Yes, it is also possible to have a negative PaCO₂ - EtCO₂ gap, i.e. scenarios where the arterial CO₂ is actually lower than the end-tidal, leading to confusion and bewilderment. Never fear: this is, in fact, what is supposed to occur, if you think about it carefully. Consider: the blood arriving to the lungs contains more CO₂ than the blood leaving the lungs (because respiratory gas exchange do be like that), and it would be logical to expect arterial blood to be CO₂-depleted. In other words, there should be an arteriovenous CO₂ gradient, and in fact that is what you usually see, with a difference of around 6mmHg on average.  Alveolar CO₂ is a bit unpredictable but generally supposed to be in equilibrium with end-pulmonary-capillary blood (which is basically the same as arterial blood, somewhere around 40 mmHg). However, because of the extremely rapid equlibration of CO₂ across the capillary distance, alveolar CO₂ can sometimes be more representative of mixed venous blood, which has a PvCO2 of 46mmHg  or so.  This can occur in several common scenarios:

• Where there is a large cyclical change in alveolar CO₂ over the course of a breath: For example, where the FRC is small - such as in pregnant women, obese patients and those who have just come off cardiopulmonary bypass. With so much of the cardiac output directed into the reduced lung volume by the helpful effects of hypoxic vasoconstriction, the flow through pulmonary capillaries enriches the alveolar CO₂ by continuously adding mixed venous blood. Also, with the pulmonary circulation adding CO₂ to a diminishing lung volume, that CO₂ will obviously get concentrated in those alveoli still remaining open towards the end of expiration. The pulmonary capillary CO₂ will also increase there, but because these capillaries are few in number, they will contribute little to the overall PaCO₂ which you sample from the radial artery (which is a mixed-together average PaCO₂ value). 
• High VT and low resp rates: Where the respiratory rate is very low, and the tidal volumes are very large, deeper, slower alveoli are able to share their gas with the capnometer, whereas previously that gas would have remained in the airway. Also, deeper breaths can result in the recruitment of dependent alveoli which have low V/Q ratios, resulting in the evacuation of more CO₂-rich gas (Fletcher et al, 1984). 

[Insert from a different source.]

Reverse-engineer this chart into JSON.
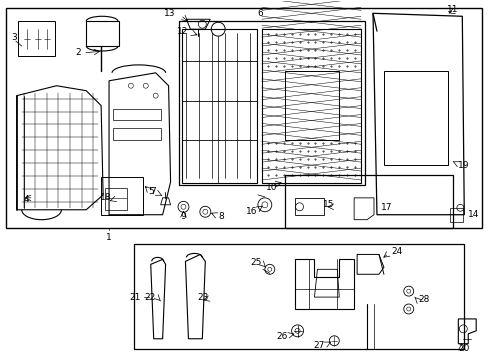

• During strenuous exercise, where there is greatly increased CO₂ production and minute ventilation, the same phenomenon is apparently seen (large variation in CO₂ over the course of a breath). The example is somewhat artificial, as performance athletes aren't usually in the ICU having their EtCO₂ measured while they're doing a sport, but theoretically anything that greatly increases the metabolic rate could produce this phenomenon, eg. anaesthetists may witness this when a patient develops malignant hyperthermia (Lin et al, 2014).
• Wherever there is rebreathing of expired CO₂  the end-tidal CO₂ may end up higher than the arterial CO₂, at least initially.
• Wherever there is some sort of inadvertant addition of CO₂ to the expired gas mixture - eg. intestinal CO₂ used for insufflation, escaping following gastroscopy, or laparoscopic CO₂, or thoracoscopic CO₂, etc (Biles et al, 1994).
• Where a Phase IV exists in the end tidal CO₂ - this happens because small airways in the more compliant regions of the lung close, and only poorly compliant alveoli continue to exhale their CO₂-rich gas. Without anatomical dead space gas or gas from "better" alveoli to dilute it, this alveolar mixture is more representative of mixed venous CO₂.
• Because the ABG is a mixed sample: remember that arterial CO₂, same as alveolar CO₂, is actually cyclical,  in the sense that it varies in time with the respiratory cycle and the cardiac cycle. However, when you aspirate the sample from the artery, the cyclicality is lost: the sample mixes and the CO₂ content is homogenised. The highest part of the cycle (more representative of mixed venous CO₂) may therefore be higher than the average of the aspirated sample.